The mobile "revolution" has been pretty cool. We've seen a lot of innovative apps, a glut of games and flashlight apps galore. It's been the biggest boon for open source since, well, ever. It's made millionares and billionares and doesn't seem to be slowing down anytime soon.
I hate it. Mobile never ceases to get on my nerves.
Remember Web 2.0? That buzzword-filled era? Yeah, I don't want to repeat it anytime either. However, no one really knew what Web 2.0 meant. There were plenty of definitions going around, but it seemed like everyone had their own spin. While this had the disadvantage of never knowing what a company meant when they said they were "Web 2.0 compliant" or something like that, it meant that there wasn't a centralizing factor for all the hip startups to focus on. They could add some element of interactivity and get back to creating awesome ideas.

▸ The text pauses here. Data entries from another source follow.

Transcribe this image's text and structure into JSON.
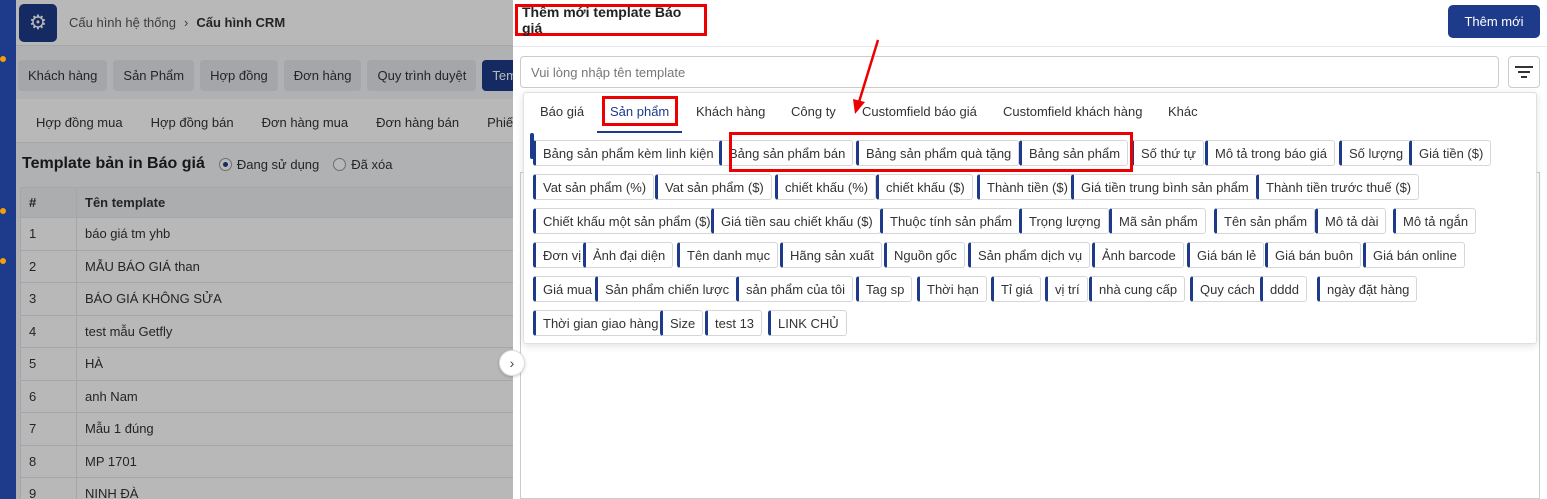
{
  "breadcrumb": {
    "parent": "Cấu hình hệ thống",
    "current": "Cấu hình CRM"
  },
  "main_tabs": [
    "Khách hàng",
    "Sản Phẩm",
    "Hợp đồng",
    "Đơn hàng",
    "Quy trình duyệt",
    "Templ"
  ],
  "sub_tabs": [
    "Hợp đồng mua",
    "Hợp đồng bán",
    "Đơn hàng mua",
    "Đơn hàng bán",
    "Phiếu th"
  ],
  "section": {
    "title": "Template bản in Báo giá",
    "radio_active": "Đang sử dụng",
    "radio_deleted": "Đã xóa"
  },
  "table": {
    "headers": [
      "#",
      "Tên template"
    ],
    "rows": [
      [
        "1",
        "báo giá tm yhb"
      ],
      [
        "2",
        "MẪU BÁO GIÁ than"
      ],
      [
        "3",
        "BÁO GIÁ KHÔNG SỬA"
      ],
      [
        "4",
        "test mẫu Getfly"
      ],
      [
        "5",
        "HÀ"
      ],
      [
        "6",
        "anh Nam"
      ],
      [
        "7",
        "Mẫu 1 đúng"
      ],
      [
        "8",
        "MP 1701"
      ],
      [
        "9",
        "NINH ĐÀ"
      ]
    ]
  },
  "drawer": {
    "title": "Thêm mới template Báo giá",
    "add_button": "Thêm mới",
    "search_placeholder": "Vui lòng nhập tên template"
  },
  "panel_tabs": [
    "Báo giá",
    "Sản phẩm",
    "Khách hàng",
    "Công ty",
    "Customfield báo giá",
    "Customfield khách hàng",
    "Khác"
  ],
  "active_panel_tab": "Sản phẩm",
  "chip_rows": [
    [
      "Bảng sản phẩm kèm linh kiện",
      "Bảng sản phẩm bán",
      "Bảng sản phẩm quà tặng",
      "Bảng sản phẩm",
      "Số thứ tự",
      "Mô tả trong báo giá",
      "Số lượng",
      "Giá tiền ($)"
    ],
    [
      "Vat sản phẩm (%)",
      "Vat sản phẩm ($)",
      "chiết khấu (%)",
      "chiết khấu ($)",
      "Thành tiền ($)",
      "Giá tiền trung bình sản phẩm",
      "Thành tiền trước thuế ($)"
    ],
    [
      "Chiết khấu một sản phẩm ($)",
      "Giá tiền sau chiết khấu ($)",
      "Thuộc tính sản phẩm",
      "Trọng lượng",
      "Mã sản phẩm",
      "Tên sản phẩm",
      "Mô tả dài",
      "Mô tả ngắn"
    ],
    [
      "Đơn vị",
      "Ảnh đại diện",
      "Tên danh mục",
      "Hãng sản xuất",
      "Nguồn gốc",
      "Sản phẩm dịch vụ",
      "Ảnh barcode",
      "Giá bán lẻ",
      "Giá bán buôn",
      "Giá bán online"
    ],
    [
      "Giá mua",
      "Sản phẩm chiến lược",
      "sản phẩm của tôi",
      "Tag sp",
      "Thời hạn",
      "Tỉ giá",
      "vị trí",
      "nhà cung cấp",
      "Quy cách",
      "dddd",
      "ngày đặt hàng"
    ],
    [
      "Thời gian giao hàng",
      "Size",
      "test 13",
      "LINK CHỦ"
    ]
  ],
  "colors": {
    "brand": "#1e3a8a",
    "highlight": "#e00000"
  },
  "icons": {
    "settings": "gear-icon",
    "filter": "filter-icon",
    "expand": "chevron-right-icon"
  }
}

Everyone knows what mobile is. Everyone's trying to be the "next big thing" with mobile. Unfortunately, this splits the market. I could spend the next few paragraphs explaining the economics behind that, but I'd rather not bore you to death.
Bah, sorry. I'm complaining about things again, aren't I? Let's look at the positive.
Everyone focusing on mobile (or social media, or what have you) means that there's some incredibly under served markets out there. It's New Years day (what am I doing blogging on New Years? If only there were an appropriate time to think over my life and make significant changes in goal form...). We've got a whole awesome year ahead of us. Why don't we take some advice from Steve Yegge and build something that matters.
Don't try to be the next Temple Run. Try to be the first whatever-the-heck-you-are. I'm currently building a system that should make college easier and cheaper for the next cycle of college students. Whose life will you change?